Circulating microRNAs in atrial fibrillation with HFpEF: a pilot study exploring short-term variability and clinical feasibility
10.18501/ija.2026.27.e5
- Author:
YouMi HWANG
;
Daye JUNG
;
Seong-Hun JUNG
;
Min-Ji KIM
;
Sung-Jung KIM
- Publication Type:Research
- From:International Journal of Arrhythmia
2026;27(1):e5-
- CountryRepublic of Korea
- Language:English
-
Abstract:
Background and Objectives:Circulating microRNAs (miRNAs) have been proposed as potential biomarkers in atrial fibrillation (AF) and heart failure (HF), but their role in patients with AF and heart failure with preserved ejection fraction (HFpEF) remains uncertain.
Methods:We measured serum levels of 4 candidate miRNAs (miR-21, miR-146a, miR-146b, and miR-328) using quantitative polymerase chain reaction in 45 patients with persistent AF and HFpEF and five non-AF arrhythmia controls (Healthy).

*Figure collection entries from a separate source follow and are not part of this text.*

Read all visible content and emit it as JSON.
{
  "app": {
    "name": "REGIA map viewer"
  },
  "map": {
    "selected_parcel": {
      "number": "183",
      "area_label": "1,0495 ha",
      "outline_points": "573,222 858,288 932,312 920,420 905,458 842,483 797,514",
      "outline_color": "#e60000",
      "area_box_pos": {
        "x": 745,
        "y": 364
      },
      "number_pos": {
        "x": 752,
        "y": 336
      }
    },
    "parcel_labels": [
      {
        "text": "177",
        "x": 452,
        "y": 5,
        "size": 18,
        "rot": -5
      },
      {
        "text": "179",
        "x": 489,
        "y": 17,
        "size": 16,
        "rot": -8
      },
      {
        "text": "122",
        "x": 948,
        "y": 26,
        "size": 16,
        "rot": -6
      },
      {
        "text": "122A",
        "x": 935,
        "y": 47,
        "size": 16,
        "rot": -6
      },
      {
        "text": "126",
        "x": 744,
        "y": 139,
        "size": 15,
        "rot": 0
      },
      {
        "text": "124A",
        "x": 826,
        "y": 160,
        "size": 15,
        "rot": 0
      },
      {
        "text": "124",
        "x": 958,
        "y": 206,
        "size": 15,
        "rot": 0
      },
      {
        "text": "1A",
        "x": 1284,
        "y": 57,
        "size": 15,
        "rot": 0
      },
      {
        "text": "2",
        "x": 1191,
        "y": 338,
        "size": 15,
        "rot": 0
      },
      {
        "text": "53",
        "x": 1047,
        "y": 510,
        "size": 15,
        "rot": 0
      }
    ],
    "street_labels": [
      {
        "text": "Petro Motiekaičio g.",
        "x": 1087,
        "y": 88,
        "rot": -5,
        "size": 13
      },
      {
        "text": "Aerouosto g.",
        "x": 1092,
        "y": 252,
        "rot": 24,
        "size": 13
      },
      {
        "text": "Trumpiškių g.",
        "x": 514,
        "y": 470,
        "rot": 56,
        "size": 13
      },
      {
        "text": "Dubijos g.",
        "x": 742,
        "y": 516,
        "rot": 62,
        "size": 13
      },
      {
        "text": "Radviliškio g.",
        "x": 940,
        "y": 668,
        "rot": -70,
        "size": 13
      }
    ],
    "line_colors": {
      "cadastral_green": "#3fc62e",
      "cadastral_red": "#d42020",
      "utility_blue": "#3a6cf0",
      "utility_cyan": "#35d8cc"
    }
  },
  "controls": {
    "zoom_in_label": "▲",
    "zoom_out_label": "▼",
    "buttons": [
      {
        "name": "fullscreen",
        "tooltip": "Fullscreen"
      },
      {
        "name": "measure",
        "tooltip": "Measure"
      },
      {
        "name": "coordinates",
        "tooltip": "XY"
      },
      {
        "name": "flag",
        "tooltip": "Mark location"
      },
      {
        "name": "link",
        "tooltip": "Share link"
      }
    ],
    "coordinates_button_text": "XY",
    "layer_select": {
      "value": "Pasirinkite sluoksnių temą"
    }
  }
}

Expression levels were normalized to miR-16 and expressed as fold change (2−ΔCt ). Baseline (V1) and 3–6 months follow-up (V2) samples were analyzed, and comparisons were performed using non-parametric tests.

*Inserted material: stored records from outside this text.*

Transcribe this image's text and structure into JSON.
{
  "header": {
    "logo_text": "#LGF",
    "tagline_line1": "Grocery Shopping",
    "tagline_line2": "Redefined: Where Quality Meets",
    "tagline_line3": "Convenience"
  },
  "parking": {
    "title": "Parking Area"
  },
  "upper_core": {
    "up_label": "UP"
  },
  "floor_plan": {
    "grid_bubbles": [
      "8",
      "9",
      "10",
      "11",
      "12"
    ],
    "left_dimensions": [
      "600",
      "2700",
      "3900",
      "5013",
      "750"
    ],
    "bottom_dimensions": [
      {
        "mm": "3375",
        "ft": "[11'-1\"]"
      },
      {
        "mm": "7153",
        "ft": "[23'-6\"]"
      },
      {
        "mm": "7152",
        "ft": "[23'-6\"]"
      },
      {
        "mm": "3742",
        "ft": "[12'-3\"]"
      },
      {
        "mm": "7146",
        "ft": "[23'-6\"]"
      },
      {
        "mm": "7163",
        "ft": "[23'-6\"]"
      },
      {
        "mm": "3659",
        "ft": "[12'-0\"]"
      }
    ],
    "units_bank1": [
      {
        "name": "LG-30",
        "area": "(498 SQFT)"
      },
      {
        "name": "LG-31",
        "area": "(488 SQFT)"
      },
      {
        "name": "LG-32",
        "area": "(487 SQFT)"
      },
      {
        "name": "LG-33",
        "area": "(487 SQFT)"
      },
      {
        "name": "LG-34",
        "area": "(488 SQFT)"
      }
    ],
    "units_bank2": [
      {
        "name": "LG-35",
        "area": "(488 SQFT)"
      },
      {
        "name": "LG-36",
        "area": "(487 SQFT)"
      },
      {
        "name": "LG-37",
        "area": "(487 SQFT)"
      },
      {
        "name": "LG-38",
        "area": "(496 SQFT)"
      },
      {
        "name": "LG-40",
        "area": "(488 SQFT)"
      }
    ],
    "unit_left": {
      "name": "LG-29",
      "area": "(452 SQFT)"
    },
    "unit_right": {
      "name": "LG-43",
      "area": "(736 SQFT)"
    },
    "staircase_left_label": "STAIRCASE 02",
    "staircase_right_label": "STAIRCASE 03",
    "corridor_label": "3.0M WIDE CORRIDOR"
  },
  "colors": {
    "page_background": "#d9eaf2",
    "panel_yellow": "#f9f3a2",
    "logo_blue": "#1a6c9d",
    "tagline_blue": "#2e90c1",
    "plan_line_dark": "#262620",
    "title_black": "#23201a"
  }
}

Results:At baseline, none of the 4 miRNAs differed significantly between AF patients and Healthy controls; miR-21, 1.24 ± 0.55 vs. 1.15 ± 0.32 (P = 0.57); miR-146a, 0.66 ± 0.35 vs. 0.65 ± 0.06 (P = 0.71); miR-146b, 0.12 ± 0.07 vs. 0.11 ± 0.01 (P = 0.90); and miR-328, 0.08 ± 0.05 vs. 0.07 ± 0.03 (P = 0.95), all P > 0.5. Baseline comparisons were analyzed using relative expression values (2−ΔCt , normalized to miR-16), while longitudinal changes between V1 and V2 were assessed using fold change (2−ΔΔCt ). No significant longitudinal changes were observed across treatment groups.

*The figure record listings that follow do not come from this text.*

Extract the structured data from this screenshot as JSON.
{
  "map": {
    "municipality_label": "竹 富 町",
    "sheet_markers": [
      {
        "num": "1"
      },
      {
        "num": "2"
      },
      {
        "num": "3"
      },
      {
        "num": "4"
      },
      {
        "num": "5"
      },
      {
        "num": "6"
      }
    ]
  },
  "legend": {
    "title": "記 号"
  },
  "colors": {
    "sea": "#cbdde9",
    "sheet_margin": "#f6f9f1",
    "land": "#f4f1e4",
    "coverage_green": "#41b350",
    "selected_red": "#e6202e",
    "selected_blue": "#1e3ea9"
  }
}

Conclusions:In patients with persistent AF and HFpEF/HF with mildly reduced ejection fraction, circulating miR-21, miR-146a, miR-146b, and miR-328 showed no significant differences compared with the non-AF arrhythmia control group and did not change after 6 months of renin-angiotensin-aldosterone system-targeted therapy. These pilot data suggest that the short-term utility of biomarkers is limited and warrants validation in larger, randomized cohorts.